Не прошло и десяти минут, как человек в темно-сером пальто вернулся к аудитории. К своему смятению, он обнаружил, что она пуста. Мысленно он обругал себя за то, что поставил на первое место удовлетворение естественных потребностей; это был просчет, из-за которого он упустил возможность без труда установить контакт с человеком, в поисках которого проехал пол земного шара. У него были и домашний адрес, и номер телефона преподавателя, но, как подобает осторожному и методичному исследователю, он решил проверить их в регистратуре университета. Однако он не стал делать этого на экономическом факультете, а перешел в примыкающее к нему отделение физических наук и там попросил список постоянных преподавателей и почасовиков. Он обнаружил, что имя сотрудника юридического факультета Игоря Берга было одним из немногих, которое не сопровождалось учеными званиями. Преподаватель проживал в доме 400 по Мэйнард-стрит, квартира 703, то есть всего в двух кварталах от университета.

Куранты над студенческим городком пробили полдень, когда гость шел по Стейт-стрит в направлении Уильямстрит и, повернув направо, оказался на Мэйнард-стрит, где и находился одиннадцатиэтажный многоквартирный дом. Это была примитивная бетонная коробка, квартиры в которой, рекламируемые как «спокойные и комфортабельные», служили временным прибежищем для приглашенных лекторов и студентов-выпускников.

Медленно пройдя мимо входа с навесом, ведущего в Мэйнард-хаус, он заметил, что за конторкой восседал привратник устрашающих габаритов. Посетитель не желал, чтобы о нем докладывали, опасаясь насторожить г-на Берга; поэтому он нырнул в расположенный по соседству магазин канцелярских принадлежностей.

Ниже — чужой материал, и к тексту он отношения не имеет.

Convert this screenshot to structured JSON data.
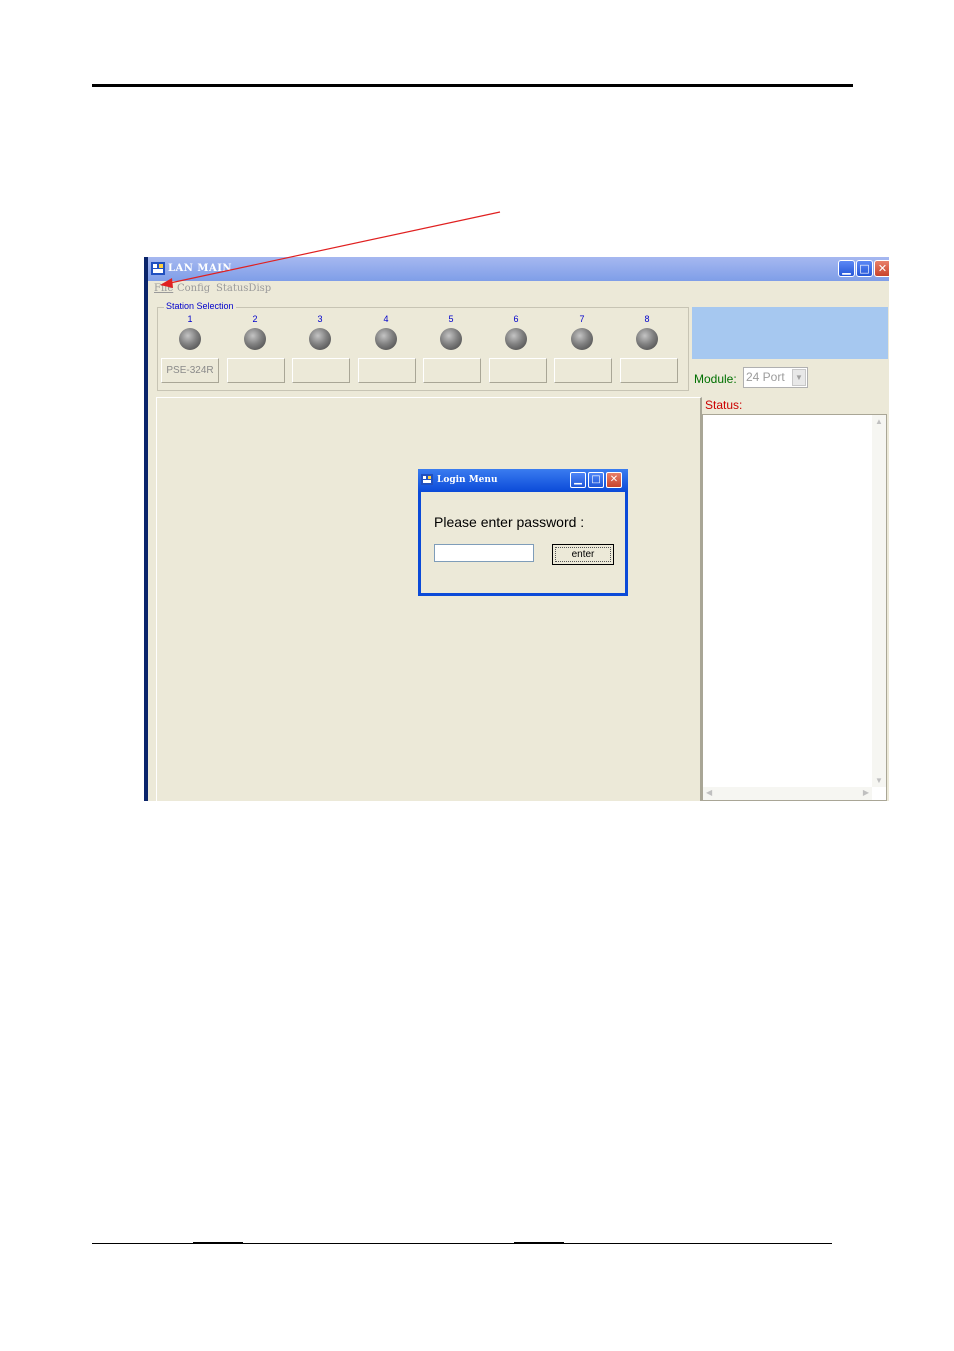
{
  "window": {
    "title": "LAN MAIN",
    "menu": [
      {
        "label": "File"
      },
      {
        "label": "Config"
      },
      {
        "label": "StatusDisp"
      }
    ]
  },
  "station_selection": {
    "label": "Station Selection",
    "stations": [
      {
        "number": "1",
        "button_label": "PSE-324R"
      },
      {
        "number": "2",
        "button_label": ""
      },
      {
        "number": "3",
        "button_label": ""
      },
      {
        "number": "4",
        "button_label": ""
      },
      {
        "number": "5",
        "button_label": ""
      },
      {
        "number": "6",
        "button_label": ""
      },
      {
        "number": "7",
        "button_label": ""
      },
      {
        "number": "8",
        "button_label": ""
      }
    ]
  },
  "module": {
    "label": "Module:",
    "selected": "24 Port"
  },
  "status": {
    "label": "Status:"
  },
  "login_dialog": {
    "title": "Login Menu",
    "prompt": "Please enter password :",
    "password_value": "",
    "enter_label": "enter"
  },
  "colors": {
    "annotation_arrow": "#e02020",
    "titlebar": "#7f9ee8",
    "dialog_border": "#0b4ad8"
  }
}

Подглядывая из-за удобно расположенного стенда с поздравительными открытками, он имел возможность наблюдать за входом в Мэйнард-хаус, выжидая удобный момент, чтобы проникнуть туда без доклада.

Заприметив трех школьников, которые пересекали улицу в его направлении со стороны Уильям-стрит, человек не спеша вышел из магазина. Тут он увидел котенка, бродившего вдоль тротуара, и, быстро сориентировавшись, подхватил его и крикнул школьникам как раз в тот момент, когда они подходили к подъезду Мэйнард-хауса: «Это случайно не ваша кошка?» Один из мальчишек сразу же подошел, чтобы заявить свои права на котенка, и незнакомец вручил ему животное с дружеским предупреждением об опасности, которой подвергается кот, гуляющий по проезжей части дороги. Затем, когда мальчишки вежливо придержали для него открытую дверь, он перевел разговор на бейсбол. Прожив несколько лет в Соединенных Штатах, он знал, что можно завязать разговор с кем угодно, если заговорить о столь любимом американцами спортивном зрелище. Пока они шли через вестибюль к лифтам, он деловито поделился с ними своими взглядами на результаты недавних финальных игр. Привратник, решив, что мужчина идет вместе с мальчиками, не стал его окликать. Не заметил он и того, что незнакомец в темно-сером пальто внимательно читал фамилии на почтовых ящиках в вестибюле, пока вся компания ждала лифта.

Войдя в кабину, один из мальчиков нажал кнопку седьмого этажа. Мужчина выбрал восьмой этаж, чтобы поддержать впечатление, что он живет в этом доме. Когда мальчики выходили из лифта, он попрощался с ними и, поднявшись сначала на восьмой этаж, спустился затем на седьмой. В коридоре никого не было, и несколько мгновений спустя он стоял перед дверью квартиры 703, где проживал человек, называвший себя Бергом, который и был объектом его пятилетних поисков.

Посетитель легонько постучал в дверь, а затем осторожно переместился таким образом, чтобы не попадать в поле видимости дверного глазка. Предосторожность была нелишней, и он услышал лязг трех отпираемых замков. Дверь осторожно приоткрылась, оставаясь на крепкой дверной цепочке. В образовавшейся узкой щели показались слегка свернутый нос и ясные серые глаза пожилого человека, которого он видел в аудитории.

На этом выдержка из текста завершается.